I tried a different and ultimately more successful route: FreeDOS. I tried the normal version and it failed to boot. Turns out I needed the “Legacy” version.
Here’s what you do in FreeDOS:
- Boot off the CD
- The installer will start, but just quit. It’ll kick you out to a console
- Run
fdisk
- Do not select Large disk support. Not selecting it directs
fdisk
to create FAT16 partitions - Create a new partition. I did 512MB
- Mark this new partition as active
- Reboot back to FreeDOS
fdisk /v:BOOT /q c:
to format the drive and label it as “BOOT”
Now we’re ready to create a couple more partitions:
- Run
fdisk
- This time, do enable Large disk support
- I created an extended partition since you are limited to 4 primary partitions on MBR drives
- Create a drive in the extended partition for Windows 98
- Exit
fdisk
- Now reboot with your Windows 98 CD in the drive
Sidenote: At this point I actually booted off a Linux Live CD and used
rsync
to copy Ethernet drivers off of my NAS to theC:
drive for Windows 98 and NT.
Windows 98 setup
Boot from your Windows 98 CD now. We’ll use its native format
for the D:
drive. Remember, C:
is just for booting. In this example, e:
is my CD-ROM drive.
e:
cd win98
format /v:WINDOWS98 d:
mkdir d:\win98
copy *.* d:\win98
I like to copy all the installation files to the disk so I’ll never be asked for the CD again.
cd d:\win98
setup
Important: Windows 98 setup defaults to C:\WINDOWS
as the installation directory. This isn’t what we want! Change this to D:\WINDOWS
. The rest of setup goes on as usual.
Windows NT 4 Setup
Once Windows 98 is done setting-up you’re ready for Windows NT. Boot off the CD and start the installer.
Even though NTFS supports large partitions, the partition on which you install Windows NT is limited to 4 GB. There’s no way around this.

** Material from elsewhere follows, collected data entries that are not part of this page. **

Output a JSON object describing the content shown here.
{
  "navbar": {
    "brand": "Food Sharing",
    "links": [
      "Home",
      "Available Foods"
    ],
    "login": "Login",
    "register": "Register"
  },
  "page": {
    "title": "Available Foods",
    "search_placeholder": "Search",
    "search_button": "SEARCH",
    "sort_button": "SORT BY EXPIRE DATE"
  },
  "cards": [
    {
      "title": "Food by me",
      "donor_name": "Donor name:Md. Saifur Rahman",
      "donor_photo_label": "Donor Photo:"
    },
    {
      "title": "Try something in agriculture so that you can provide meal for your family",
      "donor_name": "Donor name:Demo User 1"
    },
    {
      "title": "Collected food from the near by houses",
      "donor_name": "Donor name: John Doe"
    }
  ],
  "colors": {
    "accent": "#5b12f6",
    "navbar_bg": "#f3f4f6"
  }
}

So create a 4 GB NTFS partition.
The rest of installation will continue as usual. When the system reboots you’ll get a boot loader screen that includes “Microsoft Windows” and “Windows NT Workstation 4.00”. The former is the detected Windows 98 installation. You can change the labels later by editing C:\boot.ini
.
After installation is complete, you must install at least Service Pack 4 before installing Windows 2000. If you don’t, your NT installation will be unbootable after installing Windows 2000. Windows 2000 uses NTFS 3.0 which Windows NT doesn’t understand until Service Pack 4. Since Windows 2000 replaces the NT-related boot files on C:
, an incompatibility arises.
A note about Zip drives
I installed an ATAPI Zip drive in the system since they’re great. However, I found that after service-packing NT, the Zip drive and OS drive letters got swapped. I repeated this twice. This renders the system totally broken since the system drive letter is stored in many places in the registry and configuration files. It’s pretty much unfixable. So to avoid this problem I just kept the Zip drive unplugged until NT was up to date on service packs.
Windows 2000 Setup
You already updated NT4 with service packs, right? Right?! If not, read above before you brick your NT 4 install!
This is the easiest of the lot. You have your choice of file systems (but of course you’ll use NTFS, right?), no partition size limit, and minimal fuss in general. When you’re done you should see a boot screen similar to the one at the top of this page!